Hubo el lunes una especie de algarabía desbordante por el apagón. Fíjate tú. En A Coruña lucía un sol espléndido, el primero descarado del año, y por la tarde, a medida que la conexión avanzaba hacia el cero total, los seres humanos se lanzaron a las calles, a la playa, a los paseos, a los bancos, a los parques infantiles, en una especie de celebración espontánea, colectiva y ruidosa que sonaba a liberación. Fue difícil localizar un miga de preocupación, una mirada desolada, un ay, lo que demuestra una confianza encantadora en el sistema, aún cuando el sistema se desploma y te deja a ciegas.
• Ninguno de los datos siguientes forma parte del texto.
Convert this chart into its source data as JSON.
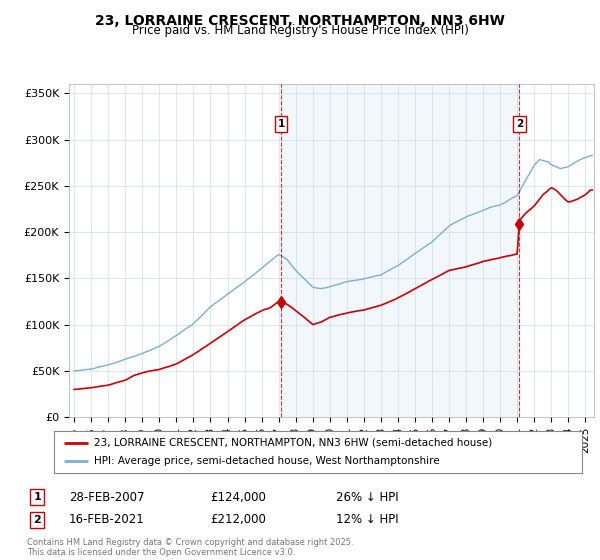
{
  "title_line1": "23, LORRAINE CRESCENT, NORTHAMPTON, NN3 6HW",
  "title_line2": "Price paid vs. HM Land Registry's House Price Index (HPI)",
  "ytick_labels": [
    "£0",
    "£50K",
    "£100K",
    "£150K",
    "£200K",
    "£250K",
    "£300K",
    "£350K"
  ],
  "ytick_values": [
    0,
    50000,
    100000,
    150000,
    200000,
    250000,
    300000,
    350000
  ],
  "ylim": [
    0,
    360000
  ],
  "xlim_start": 1994.7,
  "xlim_end": 2025.5,
  "xtick_years": [
    1995,
    1996,
    1997,
    1998,
    1999,
    2000,
    2001,
    2002,
    2003,
    2004,
    2005,
    2006,
    2007,
    2008,
    2009,
    2010,
    2011,
    2012,
    2013,
    2014,
    2015,
    2016,
    2017,
    2018,
    2019,
    2020,
    2021,
    2022,
    2023,
    2024,
    2025
  ],
  "legend_entry1": "23, LORRAINE CRESCENT, NORTHAMPTON, NN3 6HW (semi-detached house)",
  "legend_entry2": "HPI: Average price, semi-detached house, West Northamptonshire",
  "color_price_paid": "#cc0000",
  "color_hpi": "#7ab0d4",
  "color_hpi_fill": "#ddeeff",
  "purchase1_date": 2007.15,
  "purchase1_price": 124000,
  "purchase1_label": "1",
  "purchase2_date": 2021.12,
  "purchase2_price": 212000,
  "purchase2_label": "2",
  "annotation1_text": "28-FEB-2007",
  "annotation1_price": "£124,000",
  "annotation1_pct": "26% ↓ HPI",
  "annotation2_text": "16-FEB-2021",
  "annotation2_price": "£212,000",
  "annotation2_pct": "12% ↓ HPI",
  "footer_text": "Contains HM Land Registry data © Crown copyright and database right 2025.\nThis data is licensed under the Open Government Licence v3.0.",
  "background_color": "#ffffff",
  "grid_color": "#ccddee"
}
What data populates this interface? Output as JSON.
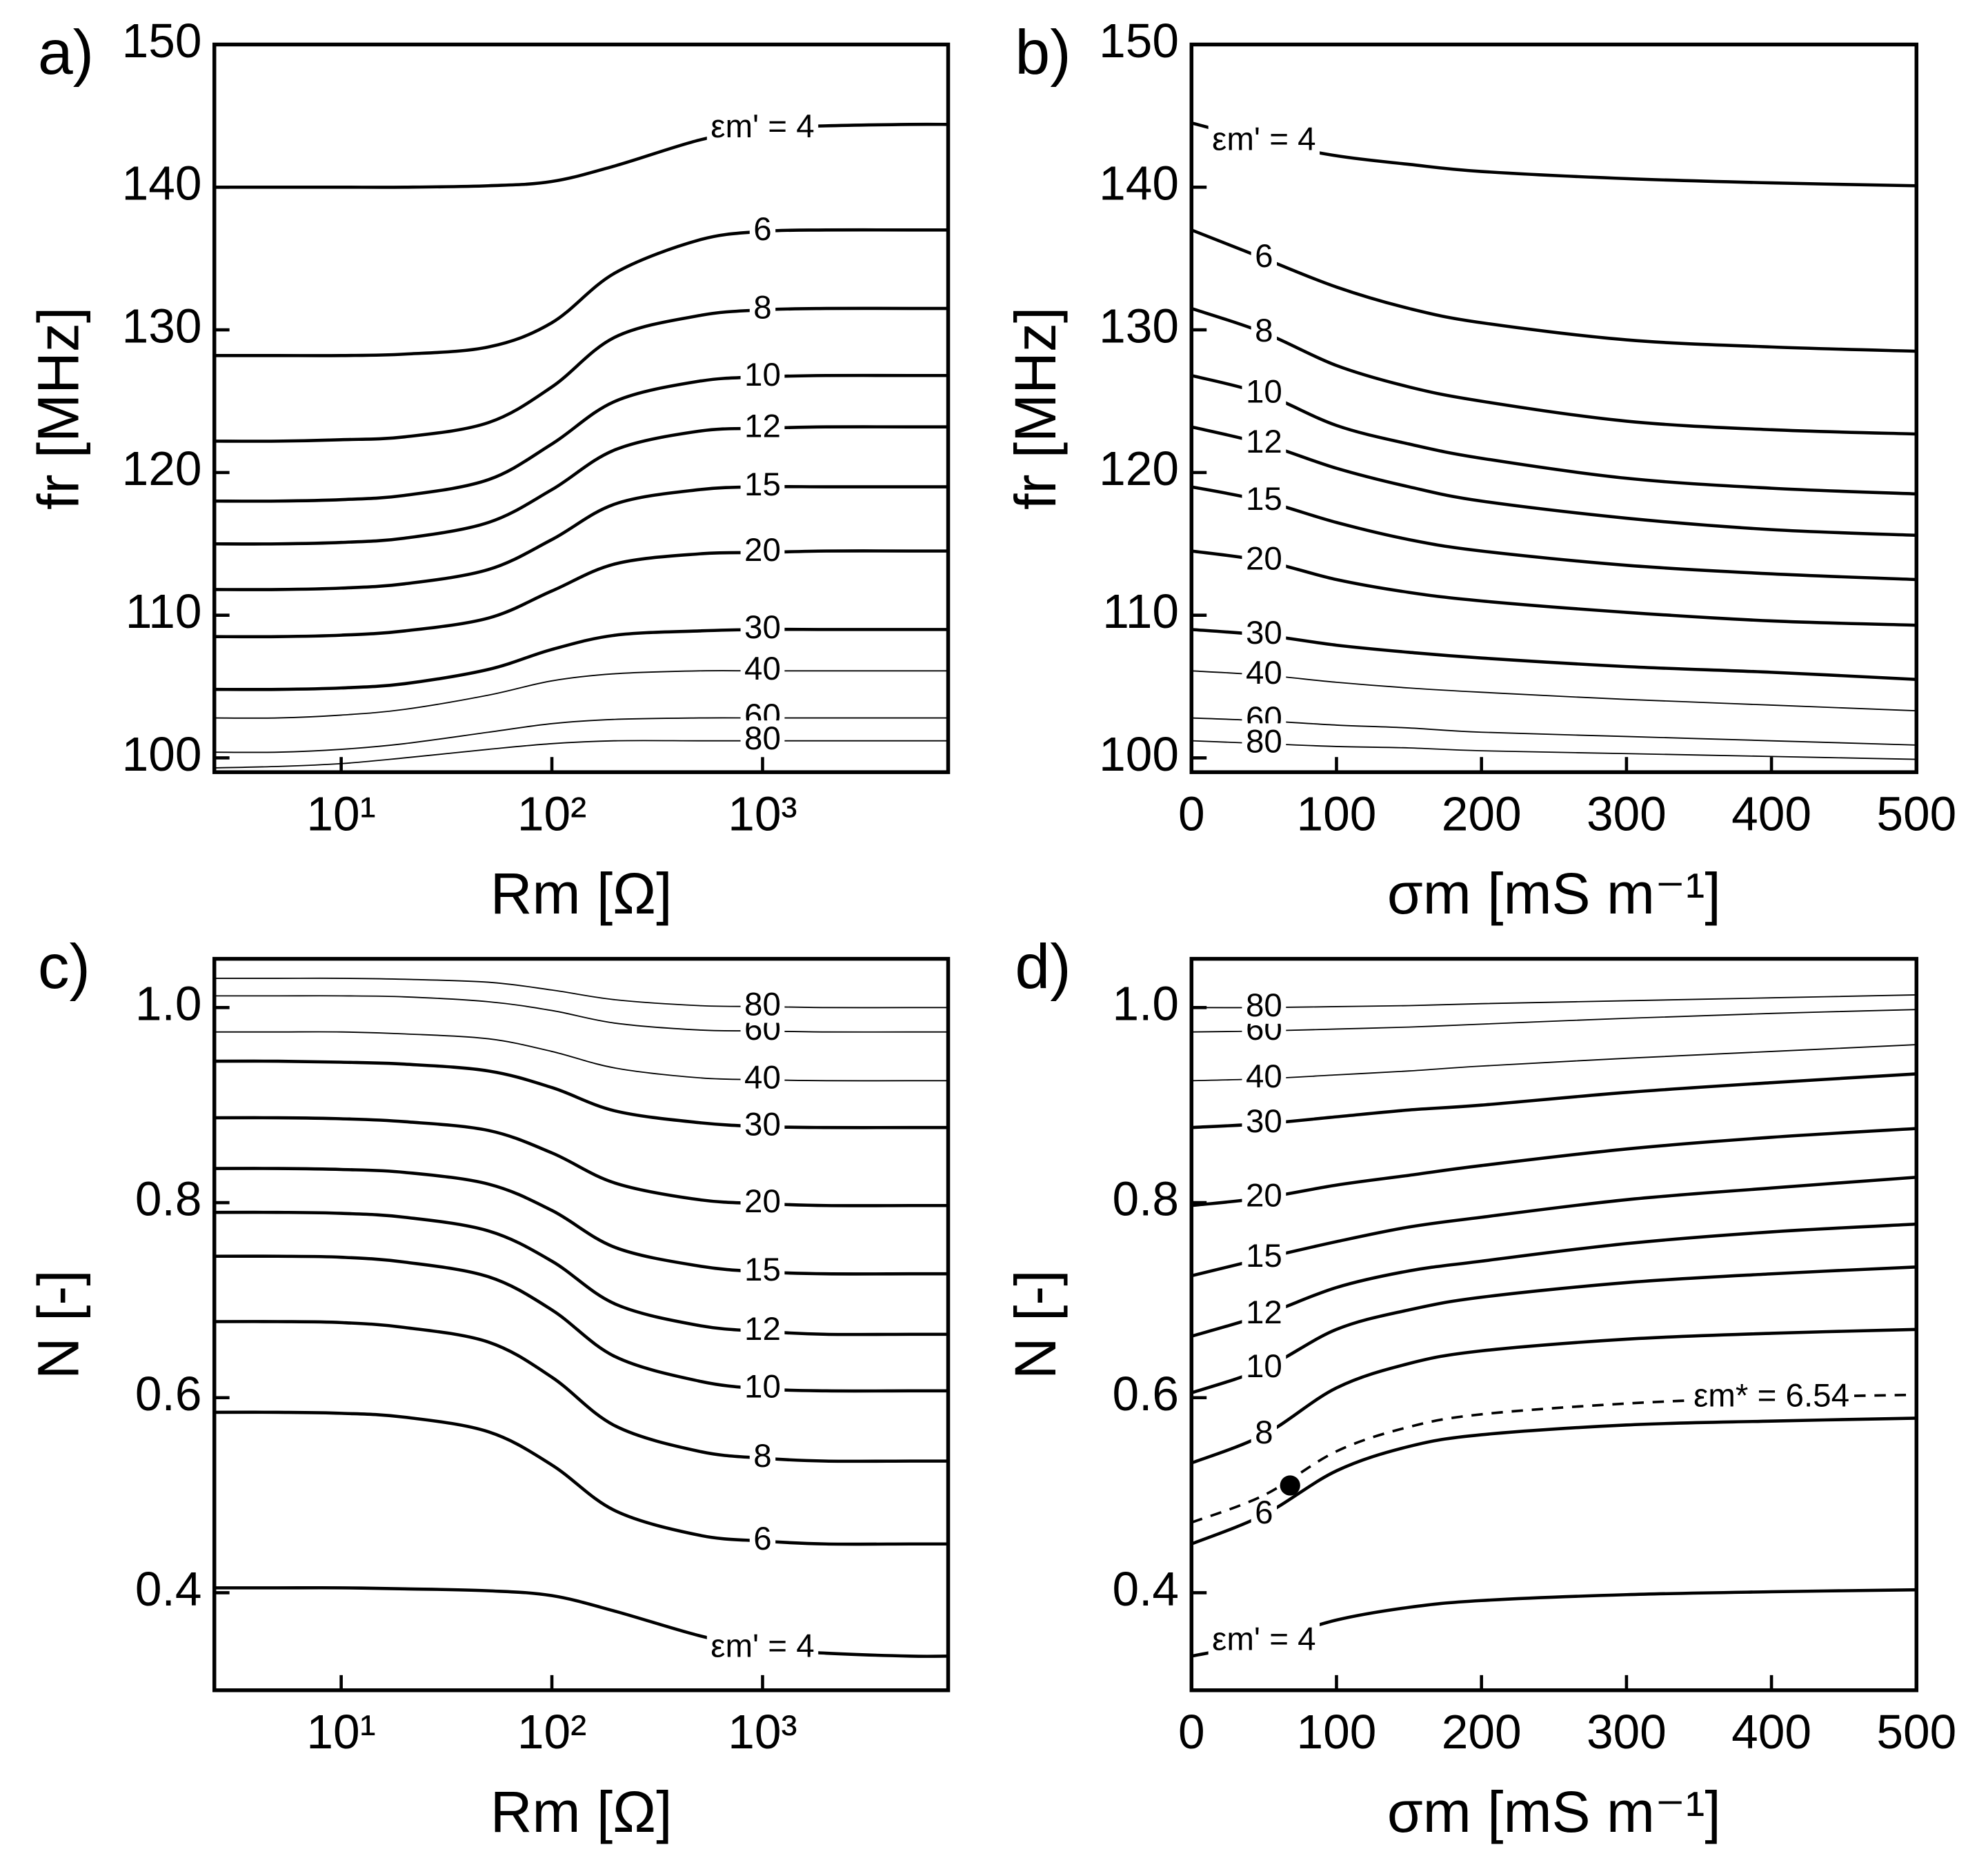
{
  "chart_data": [
    {
      "type": "line",
      "panel": "a)",
      "xlabel": "Rm [Ω]",
      "ylabel": "fr [MHz]",
      "xscale": "log",
      "xlim": [
        2.5,
        7600
      ],
      "xticks": [
        {
          "value": 10,
          "label": "10¹"
        },
        {
          "value": 100,
          "label": "10²"
        },
        {
          "value": 1000,
          "label": "10³"
        }
      ],
      "ylim": [
        99,
        150
      ],
      "yticks": [
        100,
        110,
        120,
        130,
        140,
        150
      ],
      "x": [
        2.5,
        5,
        10,
        20,
        50,
        100,
        200,
        500,
        1000,
        2000,
        5000,
        7600
      ],
      "series": [
        {
          "name": "εm' = 4",
          "color": "#000000",
          "linewidth": 2.5,
          "values": [
            140,
            140,
            140,
            140,
            140.1,
            140.4,
            141.5,
            143.3,
            144.1,
            144.3,
            144.4,
            144.4
          ]
        },
        {
          "name": "6",
          "color": "#000000",
          "linewidth": 2.5,
          "values": [
            128.2,
            128.2,
            128.2,
            128.3,
            128.8,
            130.5,
            134,
            136.3,
            136.9,
            137,
            137,
            137
          ]
        },
        {
          "name": "8",
          "color": "#000000",
          "linewidth": 2.5,
          "values": [
            122.2,
            122.2,
            122.3,
            122.5,
            123.5,
            126,
            129.5,
            131,
            131.4,
            131.5,
            131.5,
            131.5
          ]
        },
        {
          "name": "10",
          "color": "#000000",
          "linewidth": 2.5,
          "values": [
            118,
            118,
            118.1,
            118.4,
            119.5,
            122,
            125,
            126.4,
            126.7,
            126.8,
            126.8,
            126.8
          ]
        },
        {
          "name": "12",
          "color": "#000000",
          "linewidth": 2.5,
          "values": [
            115,
            115,
            115.1,
            115.4,
            116.5,
            118.8,
            121.6,
            122.9,
            123.1,
            123.2,
            123.2,
            123.2
          ]
        },
        {
          "name": "15",
          "color": "#000000",
          "linewidth": 2.5,
          "values": [
            111.8,
            111.8,
            111.9,
            112.2,
            113.2,
            115.3,
            117.8,
            118.8,
            119,
            119,
            119,
            119
          ]
        },
        {
          "name": "20",
          "color": "#000000",
          "linewidth": 2.5,
          "values": [
            108.5,
            108.5,
            108.6,
            108.9,
            109.8,
            111.7,
            113.6,
            114.3,
            114.4,
            114.5,
            114.5,
            114.5
          ]
        },
        {
          "name": "30",
          "color": "#000000",
          "linewidth": 2.5,
          "values": [
            104.8,
            104.8,
            104.9,
            105.2,
            106.2,
            107.6,
            108.6,
            108.9,
            109,
            109,
            109,
            109
          ]
        },
        {
          "name": "40",
          "color": "#000000",
          "linewidth": 1,
          "values": [
            102.8,
            102.8,
            103,
            103.4,
            104.4,
            105.4,
            105.9,
            106.1,
            106.1,
            106.1,
            106.1,
            106.1
          ]
        },
        {
          "name": "60",
          "color": "#000000",
          "linewidth": 1,
          "values": [
            100.4,
            100.4,
            100.6,
            101,
            101.8,
            102.4,
            102.7,
            102.8,
            102.8,
            102.8,
            102.8,
            102.8
          ]
        },
        {
          "name": "80",
          "color": "#000000",
          "linewidth": 1,
          "values": [
            99.3,
            99.4,
            99.6,
            100,
            100.6,
            101,
            101.2,
            101.2,
            101.2,
            101.2,
            101.2,
            101.2
          ]
        }
      ]
    },
    {
      "type": "line",
      "panel": "b)",
      "xlabel": "σm [mS m⁻¹]",
      "ylabel": "fr [MHz]",
      "xlim": [
        0,
        500
      ],
      "xticks": [
        0,
        100,
        200,
        300,
        400,
        500
      ],
      "ylim": [
        99,
        150
      ],
      "yticks": [
        100,
        110,
        120,
        130,
        140,
        150
      ],
      "x": [
        0,
        50,
        100,
        150,
        200,
        300,
        400,
        500
      ],
      "series": [
        {
          "name": "εm' = 4",
          "color": "#000000",
          "linewidth": 2.5,
          "values": [
            144.5,
            143.2,
            142.2,
            141.6,
            141.1,
            140.6,
            140.3,
            140.1
          ]
        },
        {
          "name": "6",
          "color": "#000000",
          "linewidth": 2.5,
          "values": [
            137,
            135,
            133,
            131.5,
            130.5,
            129.3,
            128.8,
            128.5
          ]
        },
        {
          "name": "8",
          "color": "#000000",
          "linewidth": 2.5,
          "values": [
            131.5,
            129.8,
            127.5,
            126,
            125,
            123.6,
            123,
            122.7
          ]
        },
        {
          "name": "10",
          "color": "#000000",
          "linewidth": 2.5,
          "values": [
            126.8,
            125.5,
            123.3,
            122,
            121,
            119.6,
            118.9,
            118.5
          ]
        },
        {
          "name": "12",
          "color": "#000000",
          "linewidth": 2.5,
          "values": [
            123.2,
            122,
            120.3,
            119,
            118,
            116.8,
            116,
            115.6
          ]
        },
        {
          "name": "15",
          "color": "#000000",
          "linewidth": 2.5,
          "values": [
            119,
            118,
            116.5,
            115.3,
            114.5,
            113.5,
            112.9,
            112.5
          ]
        },
        {
          "name": "20",
          "color": "#000000",
          "linewidth": 2.5,
          "values": [
            114.5,
            113.8,
            112.5,
            111.6,
            111,
            110.2,
            109.6,
            109.3
          ]
        },
        {
          "name": "30",
          "color": "#000000",
          "linewidth": 2.5,
          "values": [
            109,
            108.6,
            107.9,
            107.4,
            107,
            106.4,
            106,
            105.5
          ]
        },
        {
          "name": "40",
          "color": "#000000",
          "linewidth": 1,
          "values": [
            106.1,
            105.8,
            105.3,
            104.9,
            104.6,
            104.1,
            103.7,
            103.3
          ]
        },
        {
          "name": "60",
          "color": "#000000",
          "linewidth": 1,
          "values": [
            102.8,
            102.6,
            102.3,
            102.1,
            101.8,
            101.5,
            101.2,
            100.9
          ]
        },
        {
          "name": "80",
          "color": "#000000",
          "linewidth": 1,
          "values": [
            101.2,
            101,
            100.8,
            100.7,
            100.5,
            100.3,
            100.1,
            99.9
          ]
        }
      ]
    },
    {
      "type": "line",
      "panel": "c)",
      "xlabel": "Rm [Ω]",
      "ylabel": "N [-]",
      "xscale": "log",
      "xlim": [
        2.5,
        7600
      ],
      "xticks": [
        {
          "value": 10,
          "label": "10¹"
        },
        {
          "value": 100,
          "label": "10²"
        },
        {
          "value": 1000,
          "label": "10³"
        }
      ],
      "ylim": [
        0.3,
        1.05
      ],
      "yticks": [
        0.4,
        0.6,
        0.8,
        {
          "value": 1,
          "label": "1.0"
        }
      ],
      "x": [
        2.5,
        5,
        10,
        20,
        50,
        100,
        200,
        500,
        1000,
        2000,
        5000,
        7600
      ],
      "series": [
        {
          "name": "εm' = 4",
          "color": "#000000",
          "linewidth": 2.5,
          "values": [
            0.405,
            0.405,
            0.405,
            0.404,
            0.402,
            0.397,
            0.381,
            0.356,
            0.343,
            0.338,
            0.335,
            0.335
          ]
        },
        {
          "name": "6",
          "color": "#000000",
          "linewidth": 2.5,
          "values": [
            0.585,
            0.585,
            0.584,
            0.58,
            0.565,
            0.531,
            0.484,
            0.459,
            0.453,
            0.45,
            0.45,
            0.45
          ]
        },
        {
          "name": "8",
          "color": "#000000",
          "linewidth": 2.5,
          "values": [
            0.678,
            0.678,
            0.677,
            0.672,
            0.657,
            0.621,
            0.571,
            0.545,
            0.538,
            0.535,
            0.535,
            0.535
          ]
        },
        {
          "name": "10",
          "color": "#000000",
          "linewidth": 2.5,
          "values": [
            0.745,
            0.745,
            0.744,
            0.739,
            0.724,
            0.69,
            0.642,
            0.617,
            0.609,
            0.607,
            0.607,
            0.607
          ]
        },
        {
          "name": "12",
          "color": "#000000",
          "linewidth": 2.5,
          "values": [
            0.79,
            0.79,
            0.789,
            0.785,
            0.771,
            0.74,
            0.696,
            0.674,
            0.668,
            0.665,
            0.665,
            0.665
          ]
        },
        {
          "name": "15",
          "color": "#000000",
          "linewidth": 2.5,
          "values": [
            0.835,
            0.835,
            0.834,
            0.831,
            0.819,
            0.792,
            0.754,
            0.735,
            0.729,
            0.727,
            0.727,
            0.727
          ]
        },
        {
          "name": "20",
          "color": "#000000",
          "linewidth": 2.5,
          "values": [
            0.887,
            0.887,
            0.886,
            0.883,
            0.874,
            0.851,
            0.82,
            0.803,
            0.799,
            0.797,
            0.797,
            0.797
          ]
        },
        {
          "name": "30",
          "color": "#000000",
          "linewidth": 2.5,
          "values": [
            0.945,
            0.945,
            0.944,
            0.942,
            0.935,
            0.918,
            0.894,
            0.882,
            0.878,
            0.877,
            0.877,
            0.877
          ]
        },
        {
          "name": "40",
          "color": "#000000",
          "linewidth": 1,
          "values": [
            0.975,
            0.975,
            0.975,
            0.973,
            0.968,
            0.955,
            0.938,
            0.928,
            0.926,
            0.925,
            0.925,
            0.925
          ]
        },
        {
          "name": "60",
          "color": "#000000",
          "linewidth": 1,
          "values": [
            1.012,
            1.012,
            1.012,
            1.011,
            1.006,
            0.997,
            0.984,
            0.977,
            0.976,
            0.975,
            0.975,
            0.975
          ]
        },
        {
          "name": "80",
          "color": "#000000",
          "linewidth": 1,
          "values": [
            1.03,
            1.03,
            1.03,
            1.029,
            1.026,
            1.018,
            1.008,
            1.002,
            1.001,
            1.0,
            1.0,
            1.0
          ]
        }
      ]
    },
    {
      "type": "line",
      "panel": "d)",
      "xlabel": "σm [mS m⁻¹]",
      "ylabel": "N [-]",
      "xlim": [
        0,
        500
      ],
      "xticks": [
        0,
        100,
        200,
        300,
        400,
        500
      ],
      "ylim": [
        0.3,
        1.05
      ],
      "yticks": [
        0.4,
        0.6,
        0.8,
        {
          "value": 1,
          "label": "1.0"
        }
      ],
      "x": [
        0,
        50,
        100,
        150,
        200,
        300,
        400,
        500
      ],
      "series": [
        {
          "name": "εm' = 4",
          "color": "#000000",
          "linewidth": 2.5,
          "values": [
            0.335,
            0.35,
            0.372,
            0.385,
            0.392,
            0.398,
            0.401,
            0.403
          ]
        },
        {
          "name": "6",
          "color": "#000000",
          "linewidth": 2.5,
          "values": [
            0.45,
            0.48,
            0.525,
            0.55,
            0.562,
            0.572,
            0.576,
            0.579
          ]
        },
        {
          "name": "8",
          "color": "#000000",
          "linewidth": 2.5,
          "values": [
            0.533,
            0.562,
            0.61,
            0.635,
            0.648,
            0.66,
            0.666,
            0.67
          ]
        },
        {
          "name": "10",
          "color": "#000000",
          "linewidth": 2.5,
          "values": [
            0.605,
            0.63,
            0.67,
            0.69,
            0.703,
            0.718,
            0.727,
            0.734
          ]
        },
        {
          "name": "12",
          "color": "#000000",
          "linewidth": 2.5,
          "values": [
            0.663,
            0.685,
            0.713,
            0.73,
            0.74,
            0.758,
            0.77,
            0.778
          ]
        },
        {
          "name": "15",
          "color": "#000000",
          "linewidth": 2.5,
          "values": [
            0.725,
            0.743,
            0.76,
            0.775,
            0.785,
            0.803,
            0.815,
            0.826
          ]
        },
        {
          "name": "20",
          "color": "#000000",
          "linewidth": 2.5,
          "values": [
            0.797,
            0.805,
            0.818,
            0.828,
            0.838,
            0.855,
            0.867,
            0.876
          ]
        },
        {
          "name": "30",
          "color": "#000000",
          "linewidth": 2.5,
          "values": [
            0.877,
            0.881,
            0.888,
            0.895,
            0.9,
            0.913,
            0.923,
            0.932
          ]
        },
        {
          "name": "40",
          "color": "#000000",
          "linewidth": 1,
          "values": [
            0.925,
            0.927,
            0.931,
            0.935,
            0.94,
            0.948,
            0.955,
            0.962
          ]
        },
        {
          "name": "60",
          "color": "#000000",
          "linewidth": 1,
          "values": [
            0.975,
            0.976,
            0.978,
            0.98,
            0.983,
            0.989,
            0.994,
            0.998
          ]
        },
        {
          "name": "80",
          "color": "#000000",
          "linewidth": 1,
          "values": [
            1.0,
            1.0,
            1.001,
            1.002,
            1.004,
            1.007,
            1.01,
            1.013
          ]
        },
        {
          "name": "εm* = 6.54",
          "color": "#000000",
          "linewidth": 2,
          "dash": true,
          "values": [
            0.472,
            0.5,
            0.545,
            0.57,
            0.583,
            0.594,
            0.6,
            0.603
          ]
        }
      ],
      "markers": [
        {
          "x": 68,
          "y": 0.51
        }
      ]
    }
  ]
}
Como la pandemia nos entrenó para el apocalipsis y salimos bastante enteros de él, hemos desarrollado un nihilismo jaranero en el que las prioridades están claras: si llega el fin de mundo, que me pille en una terraza trasegando garimbas. Quizás fue sugestión, pero por un momento el mundo parecía haber retrocedido unas tres décadas. Los seres humanos ocuparon las calles con el móvil en la mano a la espera de pillar señal, pero como el «sin servicio» se convirtió en pertinaz y el iPhone devino en un cacho de plástico y metales inútiles, la decisión colectiva fue la de encomendarse a Escarlata O'Hara: «Después de todo, mañana será otro día». Puede que fuese sugestión, pero incluso vi a niños que jugaban con sus padres y volvían a casa con la amenaza de la luna en la espalda haciendo equilibrios en el borde de una acera. Muy loco todo.
Al margen de una cierta deriva distópica, los apagones no tienen muy mala prensa. Reactivan la emoción de las velas y los cuentos de cuando entonces, en los años en los que se iba la luz y su vuelta casi siempre arruinaba una buena historia y una gran velada. Y arrastran una tesis: animan las alcobas. Lo veremos en enero.